Improving Outpatient Antimicrobial Stewardship: Taking the Next Step
In the August Editor-in-Chief's Letter, Dr. Jason Gallagher discusses how we can improve outpatient antimicrobial stewardship.
Prudent outpatient antibiotic use represents the holy grail of antimicrobial stewardship. Antimicrobial stewardship has developed, evolved, and grown largely through hospital-based programs, with snippets of best practices in ambulatory care emerging along the way. Although there is no doubt that the acuity of illness of hospitalized patients justifies maximizing the degree of antimicrobial stewardship efforts in that setting, their impact on antimicrobial resistance is limited primarily to the relatively small proportion of patients who are admitted in hospitals or frequently receive inpatient care.
Antibiotics are the only type of medication for which use in one person affects utility in another. They are a societal good. Given that the majority of human antibiotic use occurs in the outpatient setting, we are missing an enormous opportunity if outpatient antimicrobial prescribing does not become a primary focus of antimicrobial stewardship efforts. Because there were almost 5 antibiotic prescriptions for every 6 Americans in 2013,1 there is a lot of work to do.
In June, The Joint Commission announced that beginning in 2020, new requirements were being put into place for ambulatory health care organizations seeking its accreditation. This follows voluntary guidance on Core Elements of Outpatient Antibiotic Stewardship by the Centers for Disease Control and Prevention published in 2016.2 Although limited in scope to organizations accredited by The Joint Commission, the establishment of requirements—instead of voluntary guidelines—in any ambulatory setting is a step forward.
What are these requirements? They are aimed at establishing antimicrobial stewardship as an institutional priority instead of setting prescriptive requirements on how it is performed. Stringent requirements on practices are inappropriate for several reasons, chief among them limited, but growing publications on successful outpatient antimicrobial stewardship practices.
The audience of Contagion® is not one that primarily needs to hear the message on diligent outpatient prescribing, but it is one that needs to promote it. Physicians and pharmacists involved in the direction of inpatient antimicrobial stewardship programs should investigate ways of becoming involved in the construction and management of outpatient programs.

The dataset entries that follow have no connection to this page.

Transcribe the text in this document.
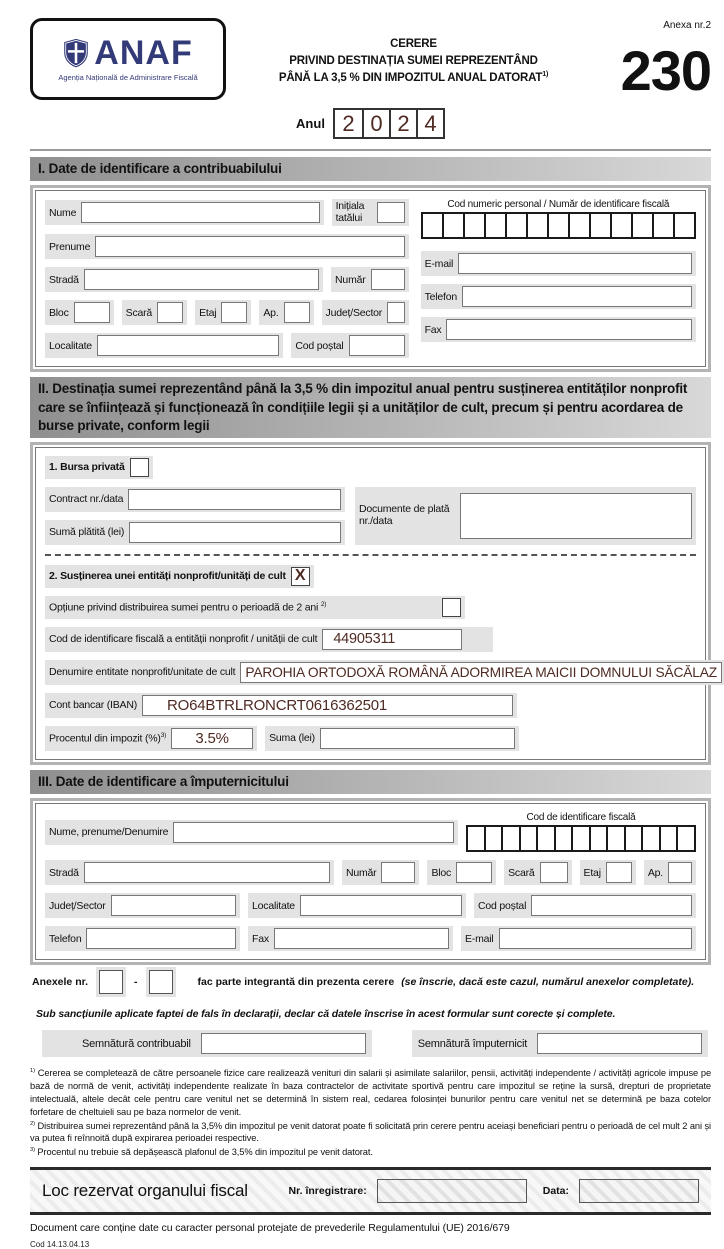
ANAF
Agenția Națională de Administrare Fiscală
CERERE
PRIVIND DESTINAȚIA SUMEI REPREZENTÂND
PÂNĂ LA 3,5 % DIN IMPOZITUL ANUAL DATORAT$^{1)}$
Anexa nr.2
230
Anul 2 0 2 4
I. Date de identificare a contribuabilului
Nume
Inițiala tatălui
Prenume
Stradă	Număr
Bloc	Scară	Etaj	Ap.	Județ/Sector
Localitate	Cod poștal
Cod numeric personal / Număr de identificare fiscală
E-mail
Telefon
Fax
II. Destinația sumei reprezentând până la 3,5 % din impozitul anual pentru susținerea entităților nonprofit care se înființează și funcționează în condițiile legii și a unităților de cult, precum și pentru acordarea de burse private, conform legii
1. Bursa privată
Contract nr./data
Sumă plătită (lei)
Documente de plată nr./data
2. Susținerea unei entități nonprofit/unități de cult X
Opțiune privind distribuirea sumei pentru o perioadă de 2 ani $^{2)}$
Cod de identificare fiscală a entității nonprofit / unității de cult	44905311
Denumire entitate nonprofit/unitate de cult PAROHIA ORTODOXĂ ROMÂNĂ ADORMIREA MAICII DOMNULUI SĂCĂLAZ
Cont bancar (IBAN)	RO64BTRLRONCRT0616362501
Procentul din impozit (%)$^{3)}$	3.5%	Suma (lei)
III. Date de identificare a împuternicitului
Nume, prenume/Denumire
Cod de identificare fiscală
Stradă	Număr	Bloc	Scară	Etaj	Ap.
Județ/Sector	Localitate	Cod poștal
Telefon	Fax	E-mail
Anexele nr.	-	fac parte integrantă din prezenta cerere (se înscrie, dacă este cazul, numărul anexelor completate).
Sub sancțiunile aplicate faptei de fals în declarații, declar că datele înscrise în acest formular sunt corecte și complete.
Semnătură contribuabil	Semnătură împuternicit

$^{1)}$ Cererea se completează de către persoanele fizice care realizează venituri din salarii și asimilate salariilor, pensii, activități independente / activități agricole impuse pe bază de normă de venit, activități independente realizate în baza contractelor de activitate sportivă pentru care impozitul se reține la sursă, drepturi de proprietate intelectuală, altele decât cele pentru care venitul net se determină în sistem real, cedarea folosinței bunurilor pentru care venitul net se determină pe baza cotelor forfetare de cheltuieli sau pe baza normelor de venit.

$^{2)}$ Distribuirea sumei reprezentând până la 3,5% din impozitul pe venit datorat poate fi solicitată prin cerere pentru aceiași beneficiari pentru o perioadă de cel mult 2 ani și va putea fi reînnoită după expirarea perioadei respective.

$^{3)}$ Procentul nu trebuie să depășească plafonul de 3,5% din impozitul pe venit datorat.

Loc rezervat organului fiscal	Nr. înregistrare:	Data:
Document care conține date cu caracter personal protejate de prevederile Regulamentului (UE) 2016/679
Cod 14.13.04.13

In our previous issue, Christina G. Rivera, PharmD, BCPS, AAHIV-M, described some ways that pharmacists can support these programs. Physician involvement is also key. All of us need to work together to bolster the literature, both to report stories of successful programs and to supplement data describing the effects of minimizing antimicrobial exposure, such as shorter antibiotic courses and delayed antibacterial prescriptions for illnesses likely to be viral.
Outpatient antimicrobial stewardship has a long way to go, but we know long journeys have to start somewhere.

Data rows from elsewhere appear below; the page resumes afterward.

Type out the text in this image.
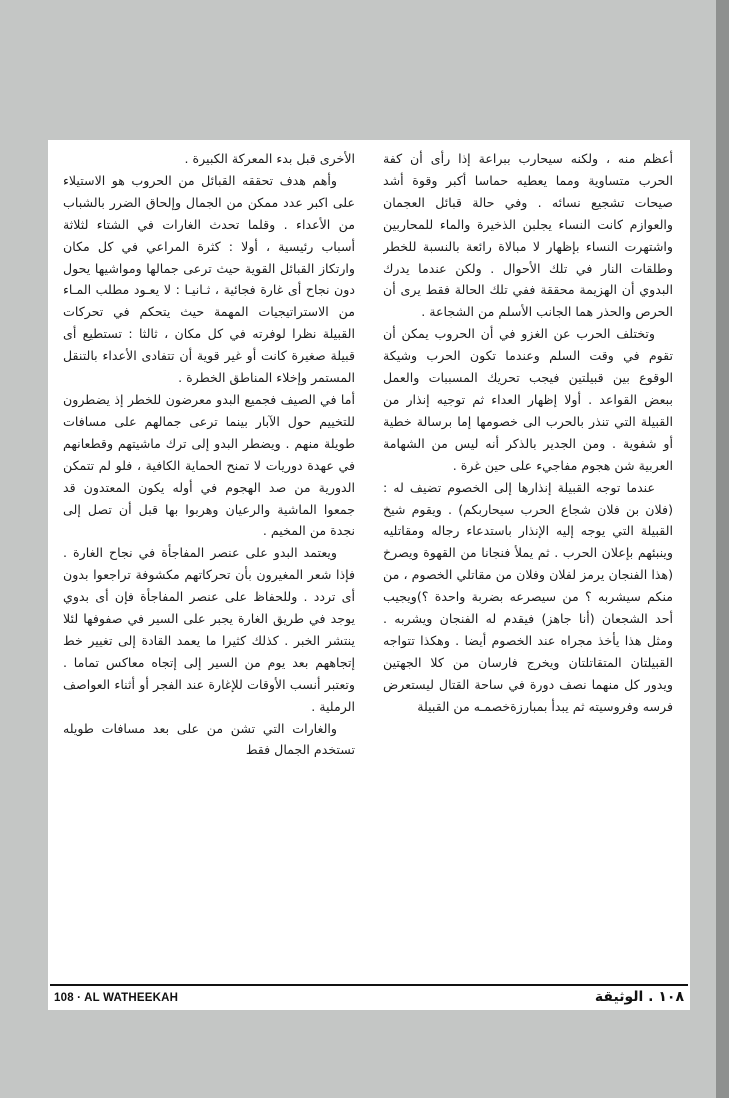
أعظم منه ، ولكنه سيحارب ببراعة إذا رأى أن كفة الحرب متساوية ومما يعطيه حماسا أكبر وقوة أشد صيحات تشجيع نسائه . وفي حالة قبائل العجمان والعوازم كانت النساء يجلبن الذخيرة والماء للمحاربين واشتهرت النساء بإظهار لا مبالاة رائعة بالنسبة للخطر وطلقات النار في تلك الأحوال . ولكن عندما يدرك البدوي أن الهزيمة محققة ففي تلك الحالة فقط يرى أن الحرص والحذر هما الجانب الأسلم من الشجاعة .

وتختلف الحرب عن الغزو في أن الحروب يمكن أن تقوم في وقت السلم وعندما تكون الحرب وشيكة الوقوع بين قبيلتين فيجب تحريك المسببات والعمل ببعض القواعد . أولا إظهار العداء ثم توجيه إنذار من القبيلة التي تنذر بالحرب الى خصومها إما برسالة خطية أو شفوية . ومن الجدير بالذكر أنه ليس من الشهامة العربية شن هجوم مفاجيء على حين غرة .

عندما توجه القبيلة إنذارها إلى الخصوم تضيف له : (فلان بن فلان شجاع الحرب سيحاربكم) . ويقوم شيخ القبيلة التي يوجه إليه الإنذار باستدعاء رجاله ومقاتليه وينبئهم بإعلان الحرب . ثم يملأ فنجانا من القهوة ويصرخ (هذا الفنجان يرمز لفلان وفلان من مقاتلي الخصوم ، من منكم سيشربه ؟ من سيصرعه بضربة واحدة ؟)ويجيب أحد الشجعان (أنا جاهز) فيقدم له الفنجان ويشربه . ومثل هذا يأخذ مجراه عند الخصوم أيضا . وهكذا تتواجه القبيلتان المتقاتلتان ويخرج فارسان من كلا الجهتين ويدور كل منهما نصف دورة في ساحة القتال ليستعرض فرسه وفروسيته ثم يبدأ بمبارزةخصمـه من القبيلة

الأخرى قبل بدء المعركة الكبيرة .

وأهم هدف تحققه القبائل من الحروب هو الاستيلاء على اكبر عدد ممكن من الجمال وإلحاق الضرر بالشباب من الأعداء . وقلما تحدث الغارات في الشتاء لثلاثة أسباب رئيسية ، أولا : كثرة المراعي في كل مكان وارتكاز القبائل القوية حيث ترعى جمالها ومواشيها يحول دون نجاح أى غارة فجائية ، ثـانيـا : لا يعـود مطلب المـاء من الاستراتيجيات المهمة حيث يتحكم في تحركات القبيلة نظرا لوفرته في كل مكان ، ثالثا : تستطيع أى قبيلة صغيرة كانت أو غير قوية أن تتفادى الأعداء بالتنقل المستمر وإخلاء المناطق الخطرة .

أما في الصيف فجميع البدو معرضون للخطر إذ يضطرون للتخييم حول الآبار بينما ترعى جمالهم على مسافات طويلة منهم . ويضطر البدو إلى ترك ماشيتهم وقطعانهم في عهدة دوريات لا تمنح الحماية الكافية ، فلو لم تتمكن الدورية من صد الهجوم في أوله يكون المعتدون قد جمعوا الماشية والرعيان وهربوا بها قبل أن تصل إلى نجدة من المخيم .

ويعتمد البدو على عنصر المفاجأة في نجاح الغارة . فإذا شعر المغيرون بأن تحركاتهم مكشوفة تراجعوا بدون أى تردد . وللحفاظ على عنصر المفاجأة فإن أى بدوي يوجد في طريق الغارة يجبر على السير في صفوفها لئلا ينتشر الخبر . كذلك كثيرا ما يعمد القادة إلى تغيير خط إتجاههم بعد يوم من السير إلى إتجاه معاكس تماما . وتعتبر أنسب الأوقات للإغارة عند الفجر أو أثناء العواصف الرملية .

والغارات التي تشن من على بعد مسافات طويله تستخدم الجمال فقط

108 · AL WATHEEKAH	١٠٨ . الوثيقة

Our feature article this month, by Lindsay Courtney, PharmD, and Meghan Jeffres, PharmD, BCIDP, makes the argument that avoidance of cefazolin due to concerns about cross-reactivity results in measurable patient harm and is not supported by published evidence.
As always, enjoy this issue, and keep up with us at ContagionLive.com.
Gallagher is a clinical professor at Temple University School of Pharmacy and clinical pharmacy specialist in infectious diseases at Temple University Hospital, both in Philadelphia, Pennsylvania. He is also the director of the PGY2 Residency in Infectious Diseases Pharmacy at Temple. *He is an active member of the Society of Infectious Diseases Pharmacists.
- CDC. Outpatient antibiotic prescriptions—United States, 2013. CDC website. cdc.gov/getsmart/community/pdfs/annual-reportsummary_2013.pdf. Accessed July 9, 2019.
- Sanchez GV, Fleming-Dutra KE, Roberts RM, Hicks LA. Core elements of outpatient antibiotic stewardship. MMWR Recomm Rep. 2016 Nov 11;65(6):1-12. doi: 10.15585/mmwr.rr6506a1.